Intel® MPI Benchmarks 3.2.4
Intel® MPI Benchmarks implements blocking and non-blocking modes of the IMB-IO benchmarks as different benchmark flavors. The Read and Write components of the blocking benchmark name are replaced for non-blocking flavors by IRead and IWrite, respectively.
The definitions of blocking and non-blocking flavors are identical, except for their behavior in regard to:
Aggregation. The non-blocking versions only run in the non-aggregate mode.
Synchronism. Only the meaning of an elementary transfer differs from the equivalent blocking benchmark.
Basically, an elementary transfer looks as follows:
time = MPI_Wtime() for ( i=0; i<n_sample; i++ ) { Initiate transfer Exploit CPU Wait for the end of transfer } time = (MPI_Wtime()-time)/n_sample
The Exploit CPU section in the above example is arbitrary. Intel® MPI Benchmarks exploits CPU as described below.
Intel® MPI Benchmarks uses the following method to exploit the CPU. A kernel loop is executed repeatedly. The kernel is a fully vectorizable multiplication of a 100x100 matrix with a vector. The function is scalable in the following way:
CPU_Exploit(float desired_time, int initialize);
The input value of desired_time determines the time for the function to execute the kernel loop, with a slight variance. At the very beginning, the function is called with initialize=1 and an input value for desired_time. This determines an Mflop/s rate and a timing t_CPU, as close as possible to desired_time, obtained by running without any obstruction. During the actual benchmarking, CPU_Exploit is called with initialize=0, concurrently with the particular I/O action, and always performs the same type and number of operations as in the initialization step.

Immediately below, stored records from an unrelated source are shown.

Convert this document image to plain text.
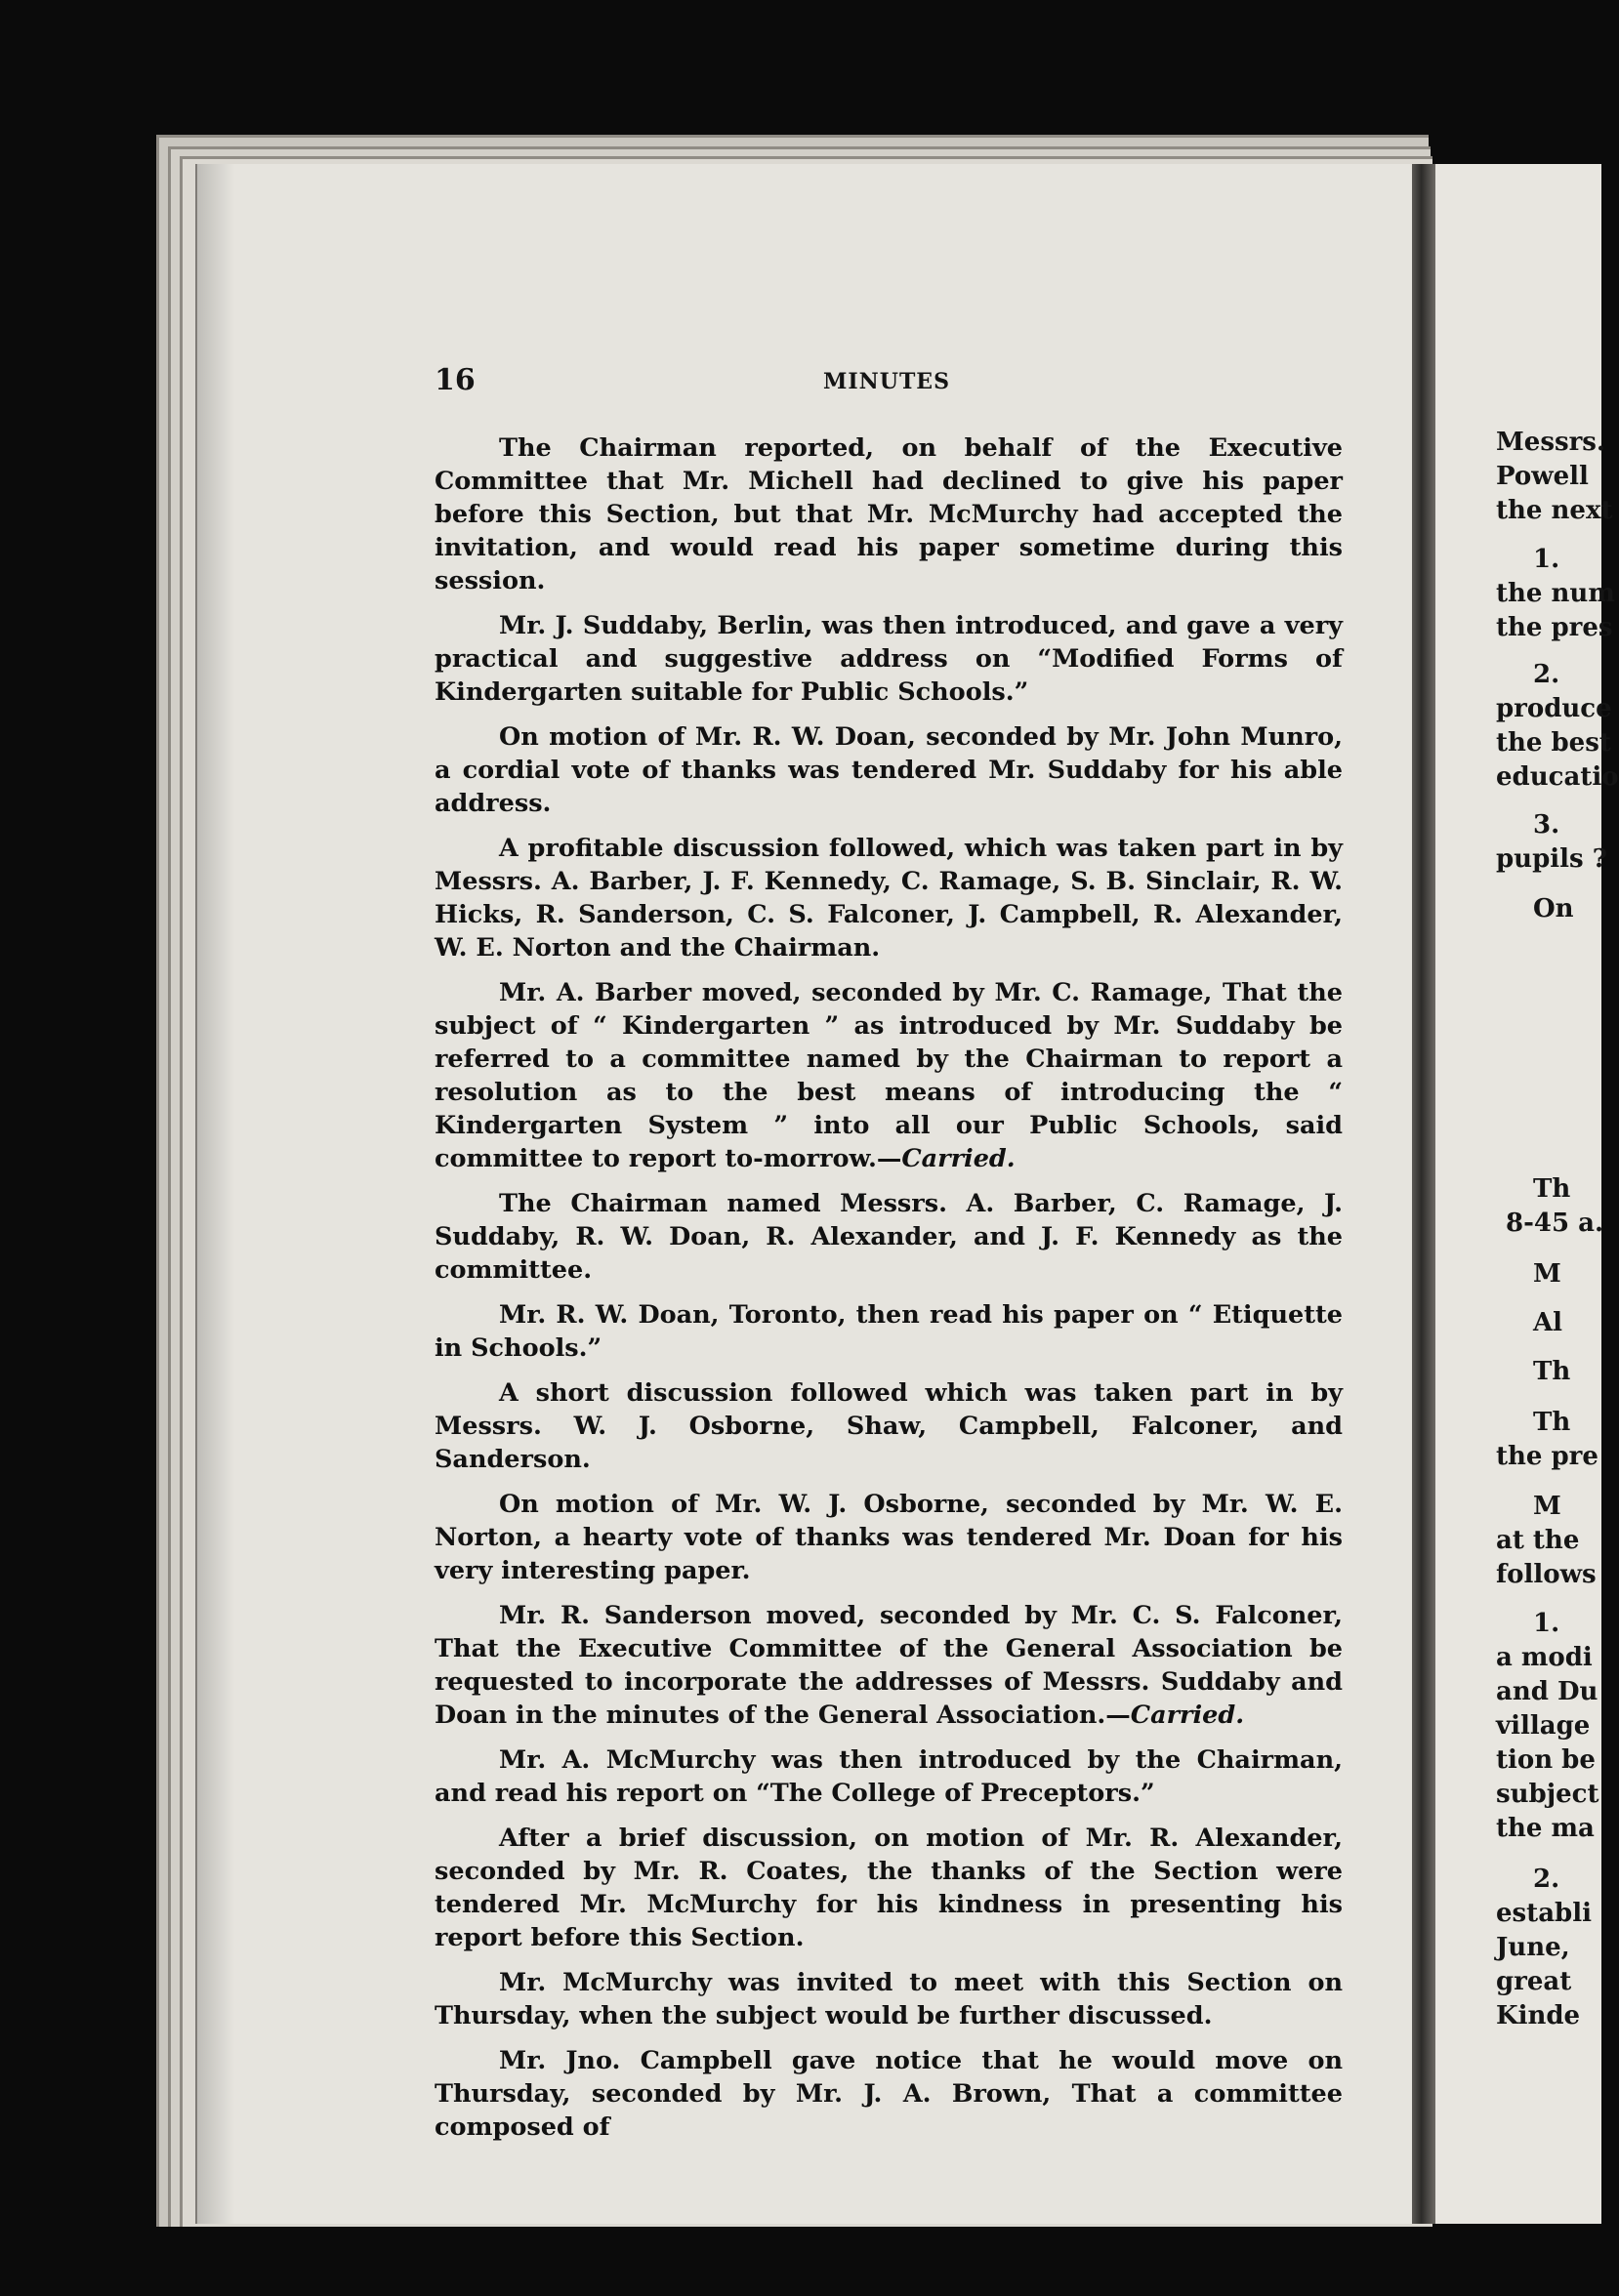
Messrs.
Powell
the next
1.
the num
the pres
2.
produce
the best
educatio
3.
pupils ?
On
Th
8-45 a.
M
Al
Th
Th
the pre
M
at the
follows
1.
a modi
and Du
village
tion be
subject
the ma
2.
establi
June,
great
Kinde
16	MINUTES

The Chairman reported, on behalf of the Executive Committee that Mr. Michell had declined to give his paper before this Section, but that Mr. McMurchy had accepted the invitation, and would read his paper sometime during this session.

Mr. J. Suddaby, Berlin, was then introduced, and gave a very practical and suggestive address on “Modified Forms of Kindergarten suitable for Public Schools.”

On motion of Mr. R. W. Doan, seconded by Mr. John Munro, a cordial vote of thanks was tendered Mr. Suddaby for his able address.

A profitable discussion followed, which was taken part in by Messrs. A. Barber, J. F. Kennedy, C. Ramage, S. B. Sinclair, R. W. Hicks, R. Sanderson, C. S. Falconer, J. Campbell, R. Alexander, W. E. Norton and the Chairman.

Mr. A. Barber moved, seconded by Mr. C. Ramage, That the subject of “ Kindergarten ” as introduced by Mr. Suddaby be referred to a committee named by the Chairman to report a resolution as to the best means of introducing the “ Kindergarten System ” into all our Public Schools, said committee to report to-morrow.—Carried.

The Chairman named Messrs. A. Barber, C. Ramage, J. Suddaby, R. W. Doan, R. Alexander, and J. F. Kennedy as the committee.

Mr. R. W. Doan, Toronto, then read his paper on “ Etiquette in Schools.”

A short discussion followed which was taken part in by Messrs. W. J. Osborne, Shaw, Campbell, Falconer, and Sanderson.

On motion of Mr. W. J. Osborne, seconded by Mr. W. E. Norton, a hearty vote of thanks was tendered Mr. Doan for his very interesting paper.

Mr. R. Sanderson moved, seconded by Mr. C. S. Falconer, That the Executive Committee of the General Association be requested to incorporate the addresses of Messrs. Suddaby and Doan in the minutes of the General Association.—Carried.

Mr. A. McMurchy was then introduced by the Chairman, and read his report on “The College of Preceptors.”

After a brief discussion, on motion of Mr. R. Alexander, seconded by Mr. R. Coates, the thanks of the Section were tendered Mr. McMurchy for his kindness in presenting his report before this Section.

Mr. McMurchy was invited to meet with this Section on Thursday, when the subject would be further discussed.

Mr. Jno. Campbell gave notice that he would move on Thursday, seconded by Mr. J. A. Brown, That a committee composed of
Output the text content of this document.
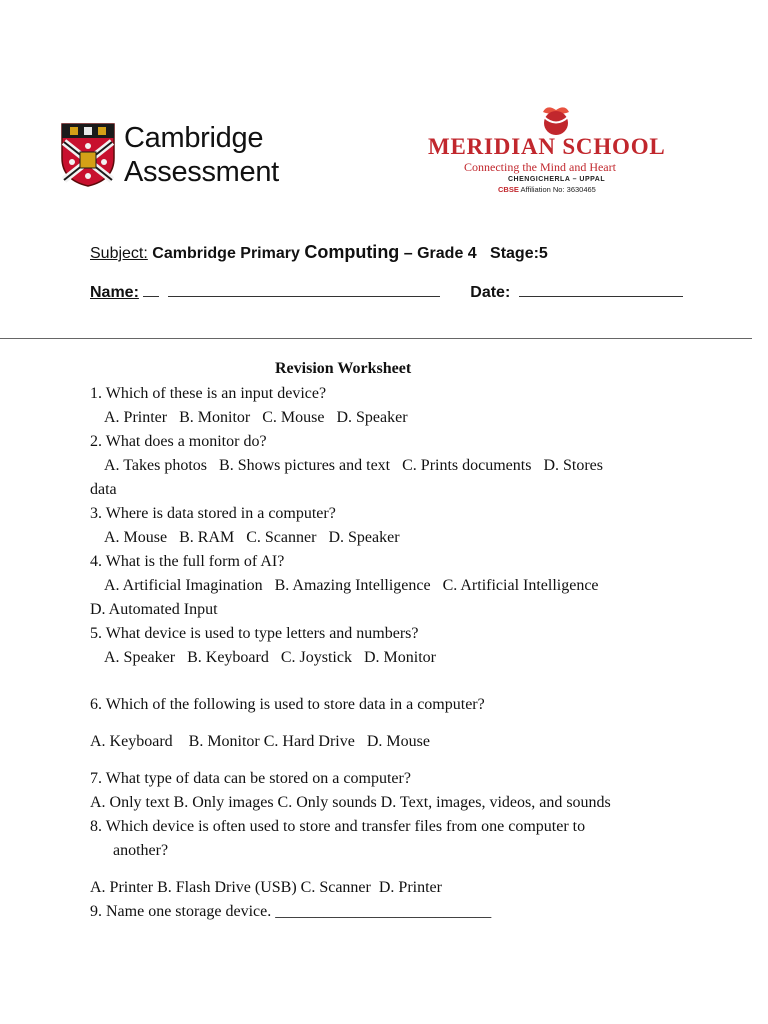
Cambridge
Assessment
MERIDIAN SCHOOL
Connecting the Mind and Heart
CHENGICHERLA – UPPAL
CBSE Affiliation No: 3630465
Subject: Cambridge Primary Computing – Grade 4   Stage:5
Name:	Date:
Revision Worksheet
1. Which of these is an input device?
A. Printer   B. Monitor   C. Mouse   D. Speaker
2. What does a monitor do?
A. Takes photos   B. Shows pictures and text   C. Prints documents   D. Stores
data
3. Where is data stored in a computer?
A. Mouse   B. RAM   C. Scanner   D. Speaker
4. What is the full form of AI?
A. Artificial Imagination   B. Amazing Intelligence   C. Artificial Intelligence
D. Automated Input
5. What device is used to type letters and numbers?
A. Speaker   B. Keyboard   C. Joystick   D. Monitor
6. Which of the following is used to store data in a computer?
A. Keyboard    B. Monitor C. Hard Drive   D. Mouse
7. What type of data can be stored on a computer?
A. Only text B. Only images C. Only sounds D. Text, images, videos, and sounds
8. Which device is often used to store and transfer files from one computer to
another?
A. Printer B. Flash Drive (USB) C. Scanner  D. Printer
9. Name one storage device. ___________________________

Three timings are crucial to interpret the behavior of non-blocking I/O , overlapped with CPU exploitation:
t_pure is the time for the corresponding pure blocking I/O action, non-overlapping with CPU activity
t_CPU is the time the CPU_Exploit periods (running concurrently with non-blocking I/O) would use when running dedicated
t_ovrl is the time for the analogous non-blocking I/O action, concurrent with CPU activity (exploiting t_CPU when running dedicated)
A perfect overlap means: t_ovrl = max(t_pure,t_CPU)
No overlap means: t_ovrl = t_pure+t_CPU.
The actual amount of overlap is:
overlap=(t_pure+t_CPU-t_ovrl)/min(t_pure,t_CPU)(*)
The Intel® MPI Benchmarks result tables report the timings t_ovrl, t_pure, t_CPU and the estimated overlap obtained by the (*) formula above. At the beginning of a run, the Mflop/s rate is corresponding to the t_CPU displayed.